Some wanted more swimming pools. Others favored new baseball fields. One resident suggested that Dunwoody build a putt-putt course.

Lisa Macy just wanted more trails she could hike.

“You can’t go far enough in Dunwoody,” she said. “You go a mile, which is just fine when your kids are younger, but I don’t want to walk the same loop 20 times.”

Consultants hired to draw up a master plan for Dunwoody’s parks spent much of two days recently chatting with residents about what they wanted in their city parks. In open houses held Nov. 10 at Dunwoody City Hall and Nov. 11 at Dunwoody Baptist Church, the consultants heard a lot of differing – even, at times contradictory — opinions.

Regan Maeroff Cox, who identified herself as a life-long Dunwoody resident, said she attended the meetings to make sure the city’s plan protected green space.

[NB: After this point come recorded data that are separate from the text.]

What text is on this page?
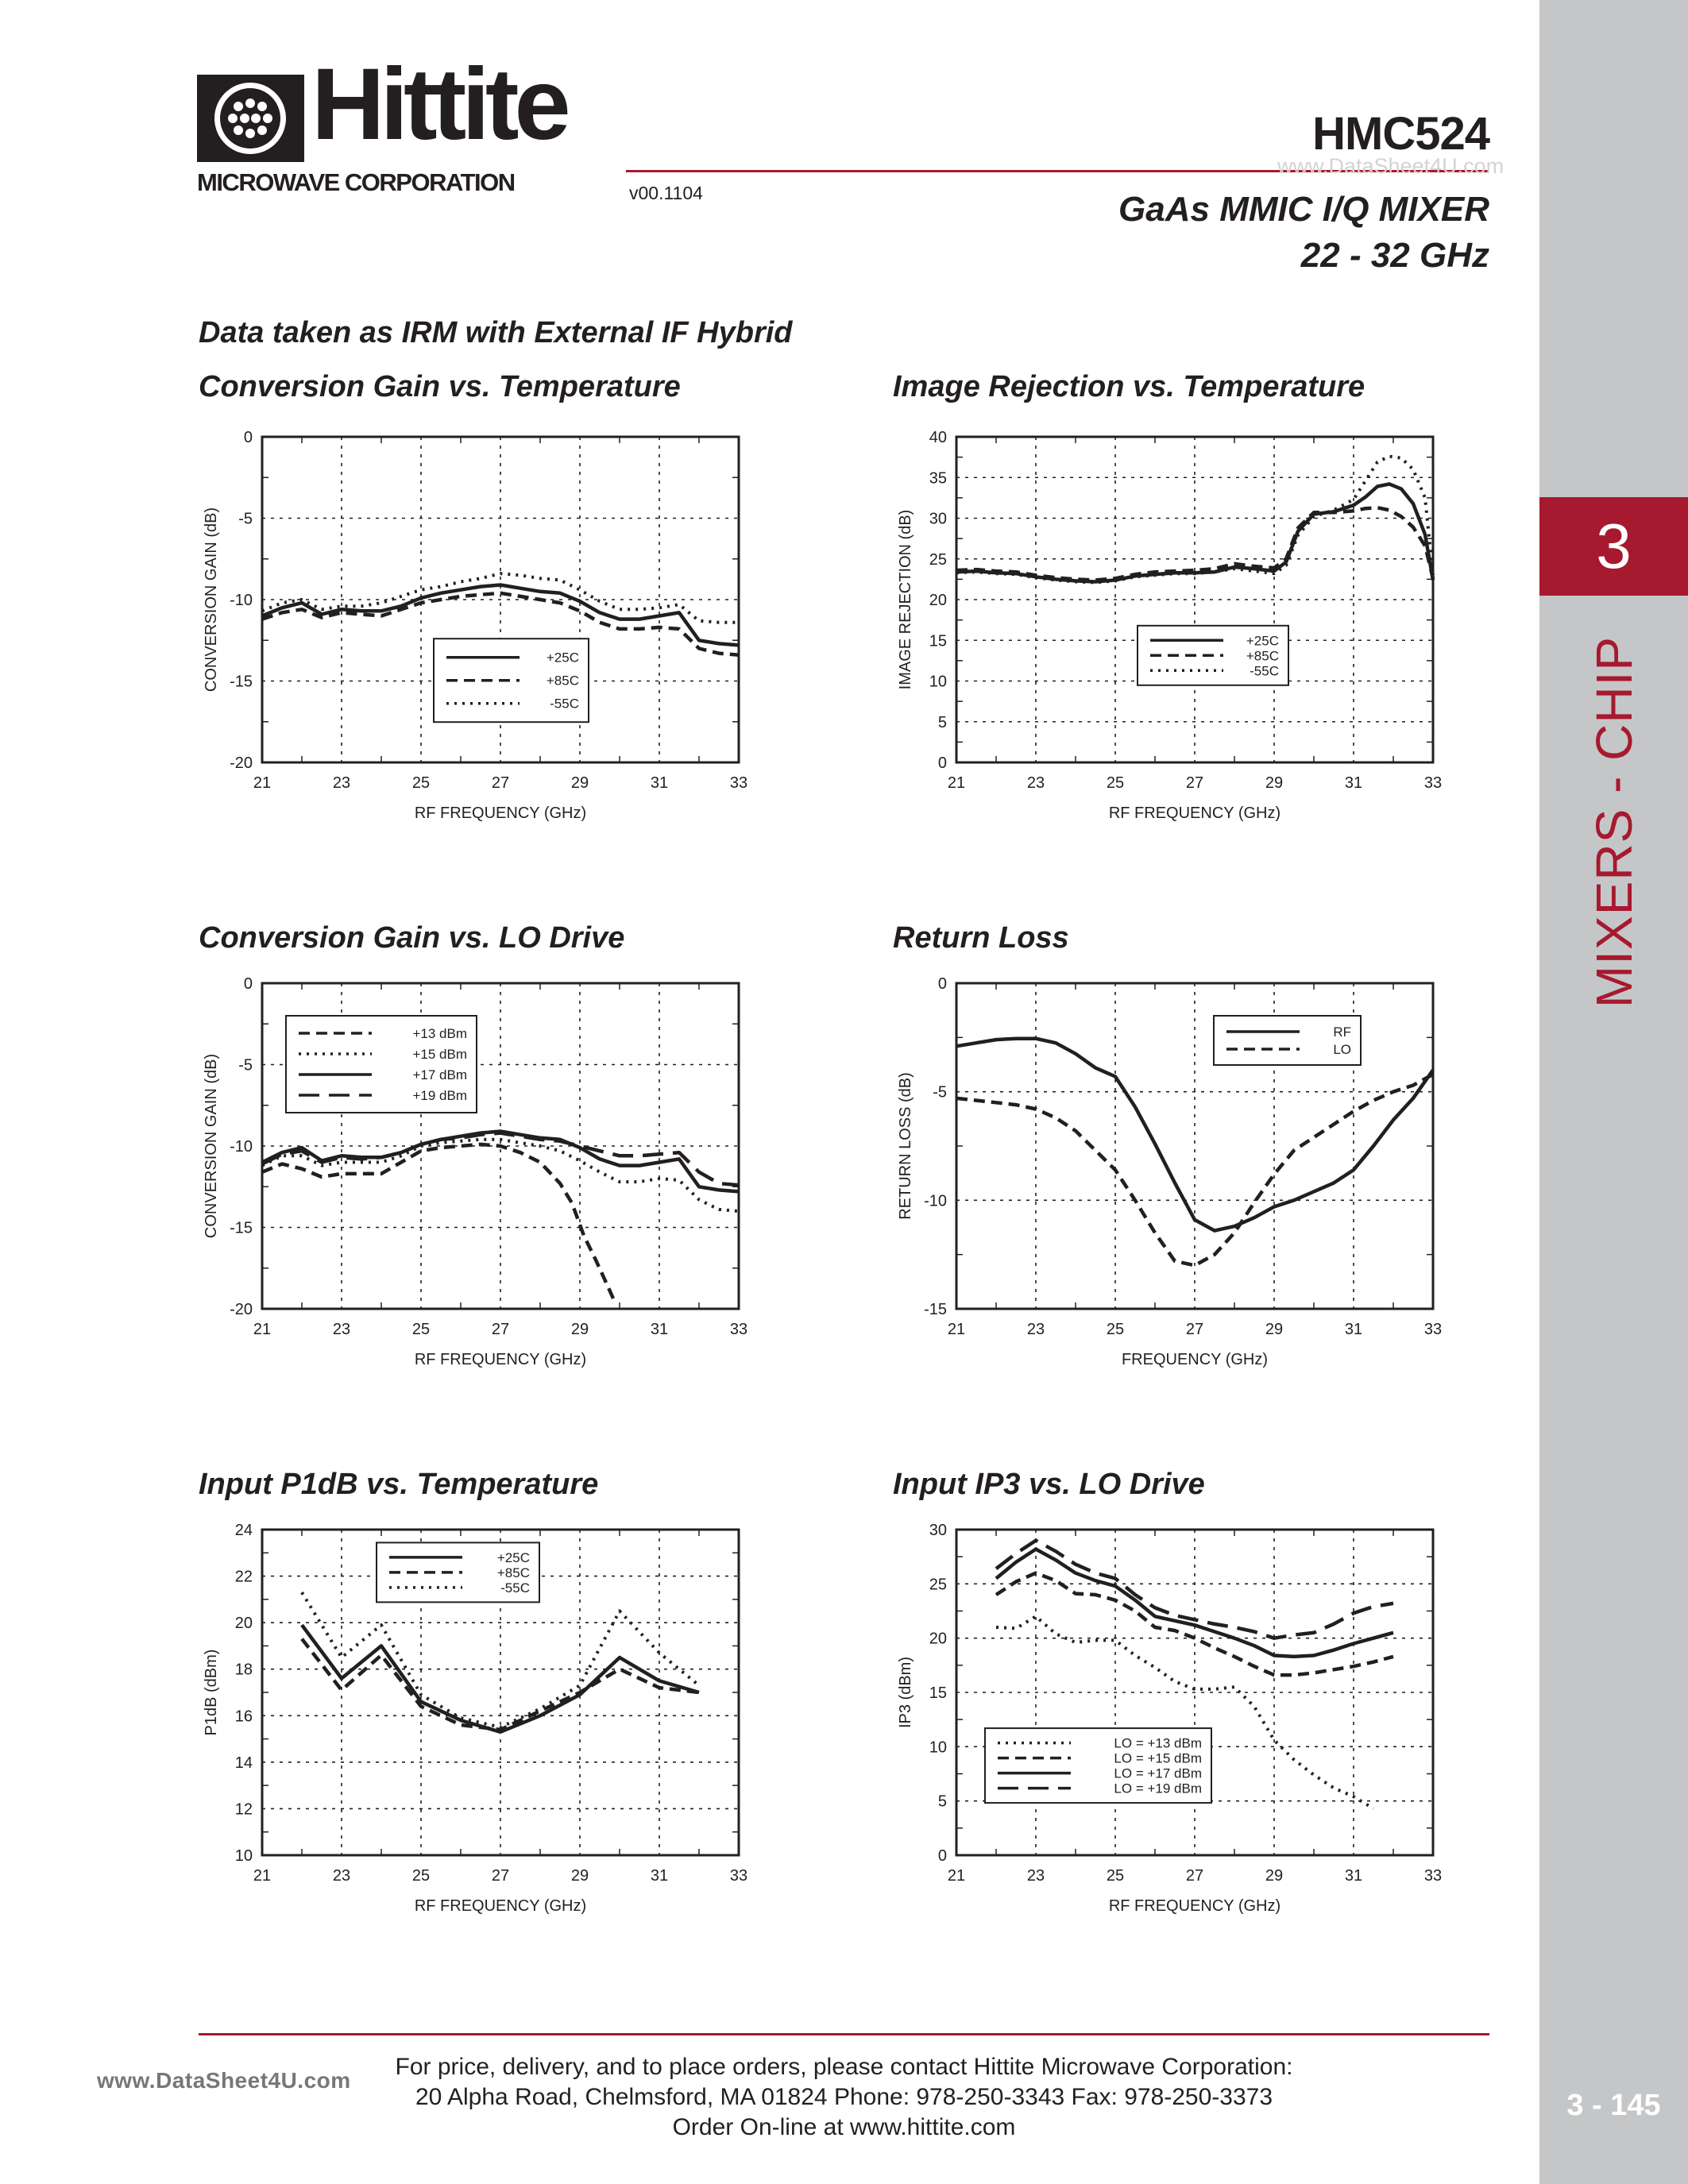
Hittite
MICROWAVE CORPORATION	v00.1104
HMC524
www.DataSheet4U.com
GaAs MMIC I/Q MIXER
22 - 32 GHz
3
MIXERS - CHIP
3 - 145
Data taken as IRM with External IF Hybrid
Conversion Gain vs. Temperature	Image Rejection vs. Temperature
Conversion Gain vs. LO Drive	Return Loss
Input P1dB vs. Temperature	Input IP3 vs. LO Drive
21	23	25	27	29	31	33
-20
-15
-10
-5
0
RF FREQUENCY (GHz)
CONVERSION GAIN (dB)	+25C
+85C
-55C
21	23	25	27	29	31	33
0
5
10
15
20
25
30
35
40
RF FREQUENCY (GHz)
IMAGE REJECTION (dB)	+25C
+85C
-55C
21	23	25	27	29	31	33
-20
-15
-10
-5
0
RF FREQUENCY (GHz)
CONVERSION GAIN (dB)
+13 dBm
+15 dBm
+17 dBm
+19 dBm
21	23	25	27	29	31	33
-15
-10
-5
0
FREQUENCY (GHz)
RETURN LOSS (dB)
RF
LO
21	23	25	27	29	31	33
10
12
14
16
18
20
22
24
RF FREQUENCY (GHz)
P1dB (dBm)
+25C
+85C
-55C
21	23	25	27	29	31	33
0
5
10
15
20
25
30
RF FREQUENCY (GHz)
IP3 (dBm)
LO = +13 dBm
LO = +15 dBm
LO = +17 dBm
LO = +19 dBm
For price, delivery, and to place orders, please contact Hittite Microwave Corporation:
20 Alpha Road, Chelmsford, MA 01824 Phone: 978-250-3343 Fax: 978-250-3373
Order On-line at www.hittite.com
www.DataSheet4U.com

“I would like to see not only the nature be preserved, but I would like to see some of the concrete given back to nature,” she said. “I think there’s a lot of concrete jungle in Dunwoody that could be given back to nature.”

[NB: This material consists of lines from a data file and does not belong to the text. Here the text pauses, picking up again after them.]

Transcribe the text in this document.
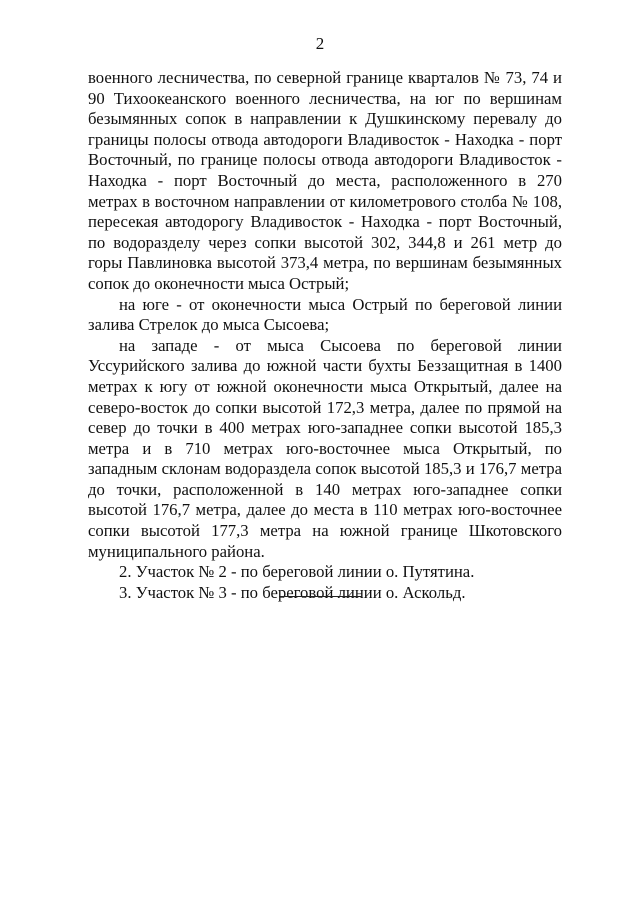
2

военного лесничества, по северной границе кварталов № 73, 74 и 90 Тихоокеанского военного лесничества, на юг по вершинам безымянных сопок в направлении к Душкинскому перевалу до границы полосы отвода автодороги Владивосток - Находка - порт Восточный, по границе полосы отвода автодороги Владивосток - Находка - порт Восточный до места, расположенного в 270 метрах в восточном направлении от километрового столба № 108, пересекая автодорогу Владивосток - Находка - порт Восточный, по водоразделу через сопки высотой 302, 344,8 и 261 метр до горы Павлиновка высотой 373,4 метра, по вершинам безымянных сопок до оконечности мыса Острый;

на юге - от оконечности мыса Острый по береговой линии залива Стрелок до мыса Сысоева;

на западе - от мыса Сысоева по береговой линии Уссурийского залива до южной части бухты Беззащитная в 1400 метрах к югу от южной оконечности мыса Открытый, далее на северо-восток до сопки высотой 172,3 метра, далее по прямой на север до точки в 400 метрах юго-западнее сопки высотой 185,3 метра и в 710 метрах юго-восточнее мыса Открытый, по западным склонам водораздела сопок высотой 185,3 и 176,7 метра до точки, расположенной в 140 метрах юго-западнее сопки высотой 176,7 метра, далее до места в 110 метрах юго-восточнее сопки высотой 177,3 метра на южной границе Шкотовского муниципального района.

2. Участок № 2 - по береговой линии о. Путятина.

3. Участок № 3 - по береговой линии о. Аскольд.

Wendy Gibbons, however, thought the city needed better aquatics facilities. Dunwoody’s swimmers, she said, “need a place to continue high-quality skilled instruction in the off-season.”

And if an aquatics facility were part of a multi-use athletics facility, “that would be phenomenal,” she said.

Others said the community needed more and better baseball and softball fields, or a large open lawn when groups could gather, or an amphitheater where musicians could perform.

Consultant Chris Camp of Lose and Associates told the several dozen residents who attended the meetings that Dunwoody now is well below national standards in the acreage of its parks. National parks groups recommend that a city have about 10.5 acres of parkland per thousand residents, he said. Dunwoody now owns only about an acre of parkland per thousand residents, he said. That means Dunwoody should buy up to 465 more acres of parkland to add to the 160 or so it now owns.

More than 100 acres of the parkland the city owns is contained in Brook Run Park. But Camp told residents that not all of that land is available to be developed for playgrounds, ball fields or other active uses. Restrictions that came with the property mean that only 30 to 40 acres of it can be developed, he said.

Camp said he and the other consultants were hired to prepare a 10-year plan that would recommend how Dunwoody can expand and better use its parkland. The consultants will include recommendations on how much the city should spend on parkland, how the city parks department should be organized and how the city could best use its recreation facilities.

Brent Walker, city parks and recreation manager, said the consultants are to prepare a preliminary draft of a master parks plan by the end of February. The city is paying $100,000 for the plan, he said.